|© UNICEF/NYHQ2011-1370/Rula Halawani|
|Students perform during a back-to-school event in the Bedouin village of Kaabneh, in Area C of the West Bank.|
In 2006, UNICEF and the Government of the Netherlands embarked on a four-year partnership to provide educational support to countries facing emergencies and emerging from crisis. The goal of the Back on Track Programme on Education in Emergencies and Post-Crisis Transition was to help countries establish a viable path towards sustainable progress in providing quality basic education to all children. The Government of the Netherlands contributed $201 million and the European Commission provided additional support of $5.76 million.
Back on Track was created to address the precarious conditions that prevent countries from accessing traditional global education funding. The programme’s pragmatic approach seeks to help countries build capacity and reform the whole education sector. At the same time it works to deepen partnerships with communities and civil society. These partnerships are meant to help countries get ‘back on track’ and ready them to access international development aid. The core principle of Back on Track is that countries with internal capacities are less likely to slip back into armed conflict or be overwhelmed by the next disaster.
The programme focuses on broad reforms, innovative programmes, extension of successes through partnerships and accumulation of evidence about what works through robust monitoring and evaluation. It is structured around four broad goals:
1) improving the quality of education in emergencies and post-crisis transitions;
2) increasing the resilience of education in chronic crises, arrested development and deteriorating contexts;
3) increasing contributions by the education sector to improve prediction, prevention and preparedness for emergencies caused by natural disaster and conflict; and
4) preparing evidence-based policies, efficient operational strategies and fit-for-purpose financing instruments for education in emergencies and post-crisis situations.

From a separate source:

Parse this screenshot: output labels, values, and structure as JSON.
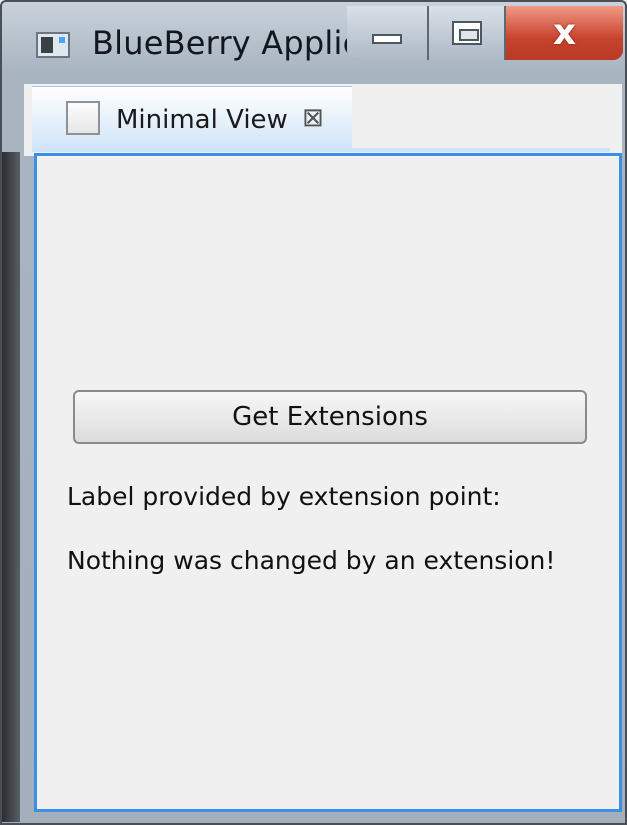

By the end of 2010, Back on Track had:
• restored access to school and improved education quality for six million children in 40 countries and territories;
• indirectly benefited another 14 million children through national adoption of best practices and innovative financing mechanisms;
• provided training to 335,000 teachers and education support staff;
• constructed or rehabilitated 4,700 schools and classrooms;
• distributed more than 1.8 million teaching/learning materials to children, teachers and communities.